猫咪的叫声,听起来如一个婴儿的哼哧。陈梦蕊没吹多久的风,侧头关上窗户趟下。
她没正面回梁敬山,只说道:“不是使命必达,不过是想给自己留点干净的东西。”
窥见世界的肮脏,无力全部洗净。于是圈一小块地,女孩们能救一些是一些。
醒来已是旭日东升,梁敬山囫囵冲了个澡,便打车去高铁站。工厂离杭城有三四个小时,和团队约的时间是晚上。
他做足心理建设,带过主播的朋友说:“和主播合作,都要迁就他们的时间。小有成就的主播不缺品牌方找上门,就算你们的产品是他们选品的范围,也要等他们下播。他们有时会播到凌晨。”
直播行业和电商有异曲同工之处,用身体来赚钱,主播吃的也是青春饭。他不能用以往的思维来评价业态,因为他要求主播清库存。
点开和陈梦蕊的聊天界面,他犹豫半天,才打下一行字:希望你能坚持下去,一直都那么开心。
他由衷地希望陈梦蕊快乐。尼泊尔遇见的她很松弛,但不完全快乐。她的内心有铜墙铁壁,不知谁能够敲得开。
陈梦蕊这会刚教完几个小女孩《论语》,看到这条信息哈哈笑。
谢赫抽完烟,进门见她那么高兴,揶揄她:“谈恋爱了?笑得这样开心。”
他自然地试探,裤兜里的手掐着大腿,祈求能听到否定的答案。
“谢赫,你别乱猜。这是在尼泊尔徒步认识的驴友。话说回来,你天天待在薄雾,有空也学学陈曦,去外面玩玩,多认识点人,交个女朋友。”谢赫因坐牢的事,把自己弄得很孤僻。
不犯错的人是不存在的。他改过自新,就能找到理解他的人。年少受人蒙骗,误入歧途,再正常不过了。
“梦蕊,你天天操那么多心,很容易老的。”谢赫不接她的话。
“我只是想你能够真正面对自己的人生。没什么是绝对的,对错也一样。”
她认真的语气触动谢赫,叫嚣着要冲出心脏的倾慕,差点儿溜到嘴边。
“有空我会和陈曦取取经的,虽然她也单身。”他们几个的底色异常一致,孤独又不与外人道。
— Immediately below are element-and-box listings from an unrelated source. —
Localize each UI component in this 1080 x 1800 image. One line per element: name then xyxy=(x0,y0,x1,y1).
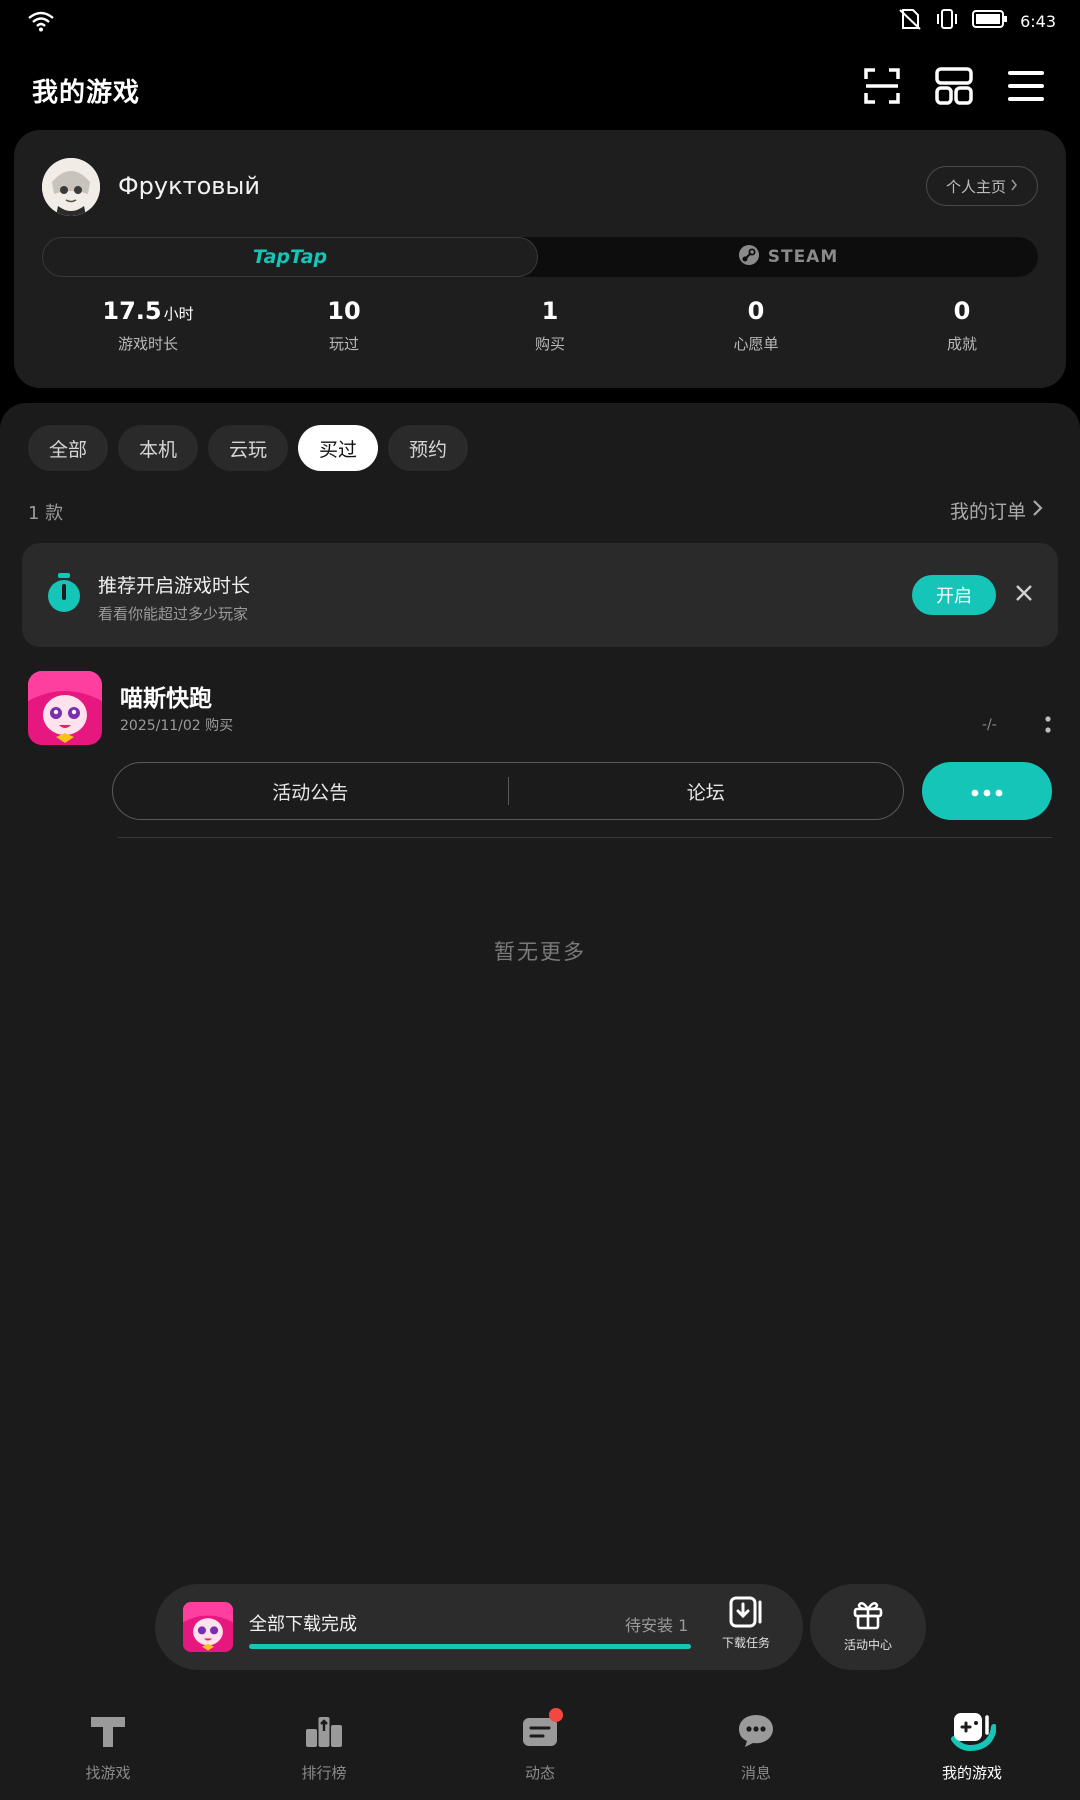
game-size: -/- xyxy=(982,717,997,733)
steam-tab-label: STEAM xyxy=(767,247,839,267)
scan-icon xyxy=(862,66,902,110)
top-header: 我的游戏 xyxy=(0,50,1080,126)
avatar[interactable] xyxy=(42,158,100,216)
banner-title: 推荐开启游戏时长 xyxy=(98,575,251,597)
steam-logo-icon xyxy=(738,244,760,271)
my-orders-link[interactable]: 我的订单 xyxy=(950,497,1044,524)
game-title[interactable]: 喵斯快跑 xyxy=(120,679,212,713)
more-vertical-icon[interactable] xyxy=(1044,715,1052,741)
nav-my-games[interactable]: 我的游戏 xyxy=(897,1708,1047,1783)
no-sim-icon xyxy=(898,8,922,34)
more-actions-button[interactable] xyxy=(922,762,1052,820)
playtime-banner: 推荐开启游戏时长 看看你能超过多少玩家 开启 xyxy=(22,543,1058,647)
stat-value: 17.5 xyxy=(102,297,162,325)
message-icon xyxy=(737,1713,775,1753)
stat-label: 心愿单 xyxy=(733,335,779,353)
nav-messages[interactable]: 消息 xyxy=(681,1708,831,1783)
banner-subtitle: 看看你能超过多少玩家 xyxy=(98,605,249,623)
download-task-label: 下载任务 xyxy=(721,1636,770,1650)
status-bar: 6:43 xyxy=(0,0,1080,44)
purchase-date: 2025/11/02 购买 xyxy=(120,718,234,734)
stat-played[interactable]: 10 玩过 xyxy=(264,297,424,354)
game-action-group: 活动公告 论坛 xyxy=(112,762,904,820)
filter-tab-all[interactable]: 全部 xyxy=(28,425,108,471)
notification-dot xyxy=(549,1708,563,1722)
nav-feed[interactable]: 动态 xyxy=(465,1708,615,1783)
nav-label: 消息 xyxy=(740,1764,771,1782)
game-app-icon[interactable] xyxy=(28,671,102,745)
my-orders-label: 我的订单 xyxy=(949,501,1026,523)
status-time: 6:43 xyxy=(1020,11,1056,31)
filter-tab-local[interactable]: 本机 xyxy=(118,425,198,471)
stat-achievements[interactable]: 0 成就 xyxy=(882,297,1042,354)
announcement-button[interactable]: 活动公告 xyxy=(113,763,508,819)
list-divider xyxy=(118,837,1052,838)
layout-button[interactable] xyxy=(930,64,978,112)
download-task-button[interactable]: 下载任务 xyxy=(711,1596,781,1651)
nav-ranking[interactable]: 排行榜 xyxy=(249,1708,399,1783)
nav-find-games[interactable]: 找游戏 xyxy=(33,1708,183,1783)
close-icon[interactable] xyxy=(1012,581,1036,609)
steam-tab[interactable]: STEAM xyxy=(538,237,1038,277)
gamepad-icon xyxy=(948,1709,997,1757)
download-progress-bar xyxy=(249,1644,691,1649)
stat-value: 10 xyxy=(327,297,361,325)
enable-playtime-button[interactable]: 开启 xyxy=(912,575,996,615)
battery-icon xyxy=(972,9,1008,33)
bottom-navigation: 找游戏 排行榜 动态 消息 我的游戏 xyxy=(0,1698,1080,1800)
pending-install-text: 待安装 1 xyxy=(625,1616,689,1635)
stopwatch-icon xyxy=(46,573,82,617)
profile-home-label: 个人主页 xyxy=(945,177,1006,196)
stat-label: 购买 xyxy=(534,335,565,353)
nav-label: 找游戏 xyxy=(85,1764,131,1782)
stat-value: 1 xyxy=(541,297,559,325)
platform-toggle: TapTap STEAM xyxy=(42,237,1038,277)
scan-button[interactable] xyxy=(858,64,906,112)
activity-center-label: 活动中心 xyxy=(843,1638,892,1652)
stat-label: 游戏时长 xyxy=(117,335,178,353)
profile-card: Фруктовый 个人主页 TapTap STEAM 17.5 小时 游戏时长 … xyxy=(14,130,1066,388)
stat-label: 玩过 xyxy=(328,335,359,353)
stat-value: 0 xyxy=(953,297,971,325)
download-progress-fill xyxy=(249,1644,691,1649)
stat-label: 成就 xyxy=(946,335,977,353)
taptap-logo-icon xyxy=(89,1713,127,1753)
wifi-icon xyxy=(28,10,54,36)
nav-label: 我的游戏 xyxy=(941,1764,1002,1782)
ranking-icon xyxy=(304,1713,344,1753)
stats-row: 17.5 小时 游戏时长 10 玩过 1 购买 0 心愿单 0 成就 xyxy=(14,297,1066,367)
more-horizontal-icon xyxy=(971,782,1003,801)
stat-wishlist[interactable]: 0 心愿单 xyxy=(676,297,836,354)
profile-home-button[interactable]: 个人主页 xyxy=(926,166,1038,206)
gift-icon xyxy=(852,1602,884,1634)
stat-unit: 小时 xyxy=(163,305,194,323)
chevron-right-icon xyxy=(1032,499,1044,522)
vibrate-icon xyxy=(934,8,960,34)
download-status-pill[interactable]: 全部下载完成 待安装 1 下载任务 xyxy=(155,1584,803,1670)
game-list-item: 喵斯快跑 2025/11/02 购买 -/- 活动公告 论坛 xyxy=(0,665,1080,845)
nav-label: 排行榜 xyxy=(301,1764,347,1782)
download-game-thumbnail xyxy=(183,1602,233,1652)
taptap-tab-label: TapTap xyxy=(252,246,328,268)
stat-value: 0 xyxy=(747,297,765,325)
username: Фруктовый xyxy=(118,172,260,200)
download-status-text: 全部下载完成 xyxy=(249,1614,357,1635)
stat-purchased[interactable]: 1 购买 xyxy=(470,297,630,354)
forum-button[interactable]: 论坛 xyxy=(509,763,904,819)
filter-tab-cloud[interactable]: 云玩 xyxy=(208,425,288,471)
no-more-text: 暂无更多 xyxy=(494,940,586,964)
menu-button[interactable] xyxy=(1002,64,1050,112)
grid-layout-icon xyxy=(934,66,974,110)
game-count: 1 款 xyxy=(28,503,64,524)
page-title: 我的游戏 xyxy=(32,78,141,108)
nav-label: 动态 xyxy=(524,1764,555,1782)
chevron-right-icon xyxy=(1010,177,1018,195)
filter-tab-reserved[interactable]: 预约 xyxy=(388,425,468,471)
taptap-tab[interactable]: TapTap xyxy=(42,237,538,277)
download-box-icon xyxy=(729,1596,763,1632)
activity-center-button[interactable]: 活动中心 xyxy=(810,1584,926,1670)
filter-tab-purchased[interactable]: 买过 xyxy=(298,425,378,471)
hamburger-icon xyxy=(1006,66,1046,110)
stat-playtime[interactable]: 17.5 小时 游戏时长 xyxy=(68,297,228,354)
今天是赶集的好日子,她会开车,还是叫上谢赫出门,“那就跟我去镇上赶集,看看热闹的烟火人间。我们这地,再好也不够热闹。这些女孩,全是懂事的孩子。”
千载难逢的独处机会,谢赫怎会错过,当即答应:“好咧,今天我们要买什么?”
“买点肉回来冻着,还有些粮油要买。蔬菜后院的菜园子里有,野生的菌子倒是想吃了,找个时间我们去山里碰碰运气。”陈梦蕊喜欢云南,和琳琅满目的山货脱不了干系。
“嗯。过几天吧。”菌子最多的月份过了,但还是能找到一些。
陈曦在后院摘完菜回来,想起自己很久没去赶集,想和他们一同去镇上,“刘嫂在家里做饭,我也去。要带小樱和小云去镇上理发了。”
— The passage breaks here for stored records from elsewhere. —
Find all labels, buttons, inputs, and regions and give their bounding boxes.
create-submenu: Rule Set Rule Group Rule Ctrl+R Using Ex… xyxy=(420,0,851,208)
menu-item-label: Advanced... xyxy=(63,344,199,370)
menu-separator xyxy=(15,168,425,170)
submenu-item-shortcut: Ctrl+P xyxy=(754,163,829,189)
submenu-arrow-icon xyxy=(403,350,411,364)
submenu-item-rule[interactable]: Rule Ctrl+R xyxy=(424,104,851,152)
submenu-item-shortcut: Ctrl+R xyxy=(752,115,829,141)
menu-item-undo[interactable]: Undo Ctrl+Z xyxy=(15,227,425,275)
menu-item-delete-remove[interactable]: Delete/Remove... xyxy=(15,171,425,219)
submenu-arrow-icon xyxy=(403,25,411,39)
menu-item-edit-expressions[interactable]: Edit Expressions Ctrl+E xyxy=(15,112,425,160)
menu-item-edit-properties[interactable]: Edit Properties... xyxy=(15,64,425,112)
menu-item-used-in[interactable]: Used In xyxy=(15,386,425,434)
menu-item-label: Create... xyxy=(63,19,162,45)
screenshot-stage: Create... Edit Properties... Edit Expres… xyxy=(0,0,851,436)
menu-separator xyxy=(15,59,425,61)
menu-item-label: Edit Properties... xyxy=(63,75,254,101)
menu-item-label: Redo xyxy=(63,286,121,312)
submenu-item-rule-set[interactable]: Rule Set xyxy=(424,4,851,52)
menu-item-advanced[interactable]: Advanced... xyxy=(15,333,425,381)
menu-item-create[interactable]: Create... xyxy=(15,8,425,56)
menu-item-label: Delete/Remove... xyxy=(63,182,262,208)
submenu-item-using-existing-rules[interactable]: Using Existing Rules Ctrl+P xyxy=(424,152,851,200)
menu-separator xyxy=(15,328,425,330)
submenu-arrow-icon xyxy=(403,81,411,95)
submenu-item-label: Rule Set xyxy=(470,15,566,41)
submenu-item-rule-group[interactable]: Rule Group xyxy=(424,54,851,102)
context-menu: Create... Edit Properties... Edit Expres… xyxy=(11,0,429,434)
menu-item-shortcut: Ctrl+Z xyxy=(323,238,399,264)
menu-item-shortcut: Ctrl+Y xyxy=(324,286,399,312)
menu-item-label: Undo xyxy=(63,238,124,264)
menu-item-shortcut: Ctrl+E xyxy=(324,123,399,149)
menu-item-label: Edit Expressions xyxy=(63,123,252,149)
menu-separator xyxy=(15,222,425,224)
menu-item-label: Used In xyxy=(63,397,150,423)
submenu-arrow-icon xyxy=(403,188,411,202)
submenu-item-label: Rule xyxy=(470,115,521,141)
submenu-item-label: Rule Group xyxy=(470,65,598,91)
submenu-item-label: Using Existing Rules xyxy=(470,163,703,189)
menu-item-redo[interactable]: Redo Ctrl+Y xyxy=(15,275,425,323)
收留的终归是女孩,没人会理发,带她们去镇上不止是理发,也是鞭笞。
想走出山包围山的地方,目光就要放长远。小镇不过是她们人生的一小步,她们应该走到浩瀚的世界中。
“带上她们吧。下午回来我们来对志愿者名单,后面我准备再收留几个孩子。旁边的那个小平房,租金我刚交过,别空在那里。”陈梦蕊没有时光可浪费,她花费的金钱越多,就越希望能见到成效。
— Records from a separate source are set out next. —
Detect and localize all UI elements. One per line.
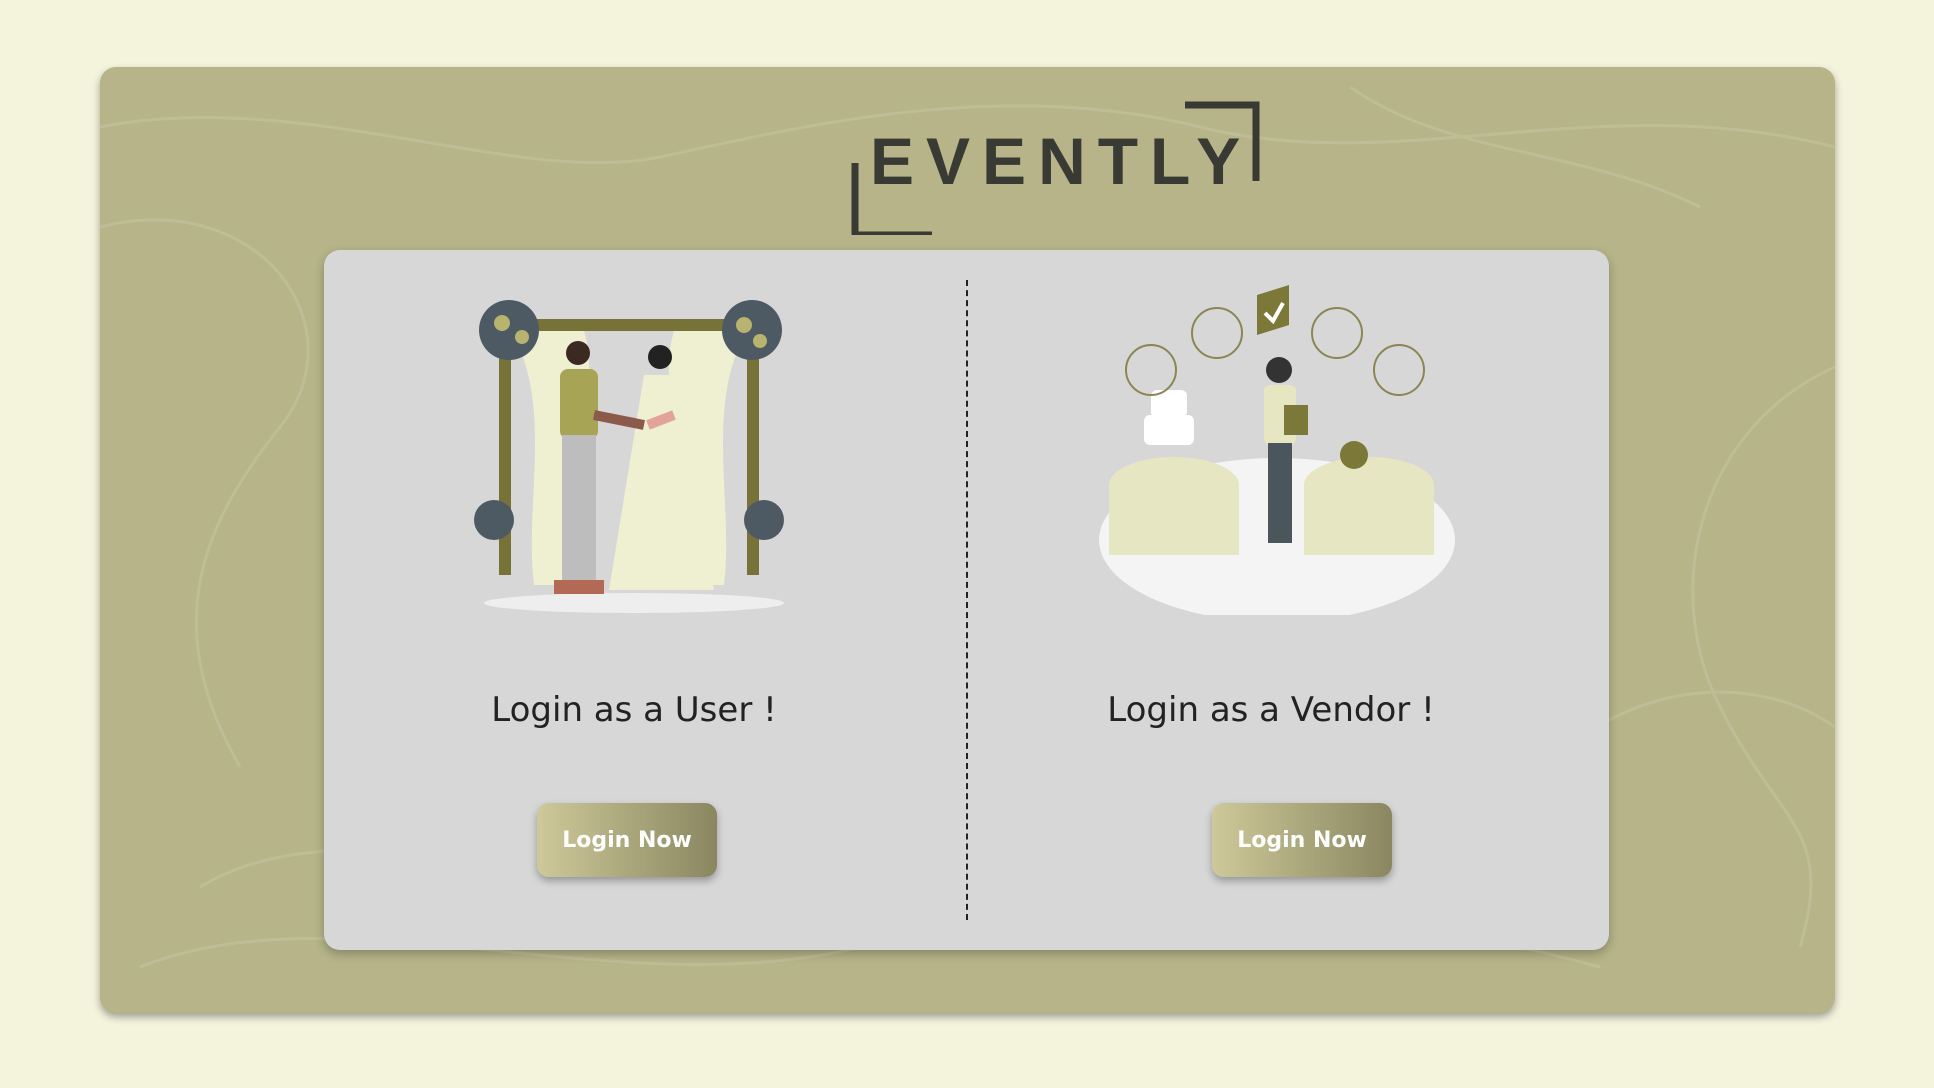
event-planner-illustration <box>1099 285 1455 615</box>
user-login-title: Login as a User ! <box>491 690 777 730</box>
vendor-login-button[interactable]: Login Now <box>1212 803 1392 877</box>
login-choice-card: Login as a User ! Login Now Login as a V… <box>324 250 1609 950</box>
brand-name: EVENTLY <box>870 124 1253 198</box>
dashed-divider <box>966 280 968 920</box>
user-login-panel: Login as a User ! Login Now <box>324 250 944 950</box>
wedding-couple-illustration <box>474 300 784 613</box>
main-frame: EVENTLY Login as a User ! Login Now Logi… <box>100 67 1835 1013</box>
evently-logo: EVENTLY <box>774 85 1284 239</box>
user-login-button[interactable]: Login Now <box>537 803 717 877</box>
vendor-login-title: Login as a Vendor ! <box>1107 690 1435 730</box>
vendor-login-panel: Login as a Vendor ! Login Now <box>989 250 1609 950</box>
“我以为你只是说说而已。这样每个月压力不是更大了?”谢赫夹着的烟没有点着,对她大胆的行为表示担忧。
他还拿着陈梦蕊发的工资。里里外外的需要花钱的事,全部压在她的肩膊。
到镇上他得打听打听有没有适合做的工作,从别的地方补贴,就能让她的负担少一点。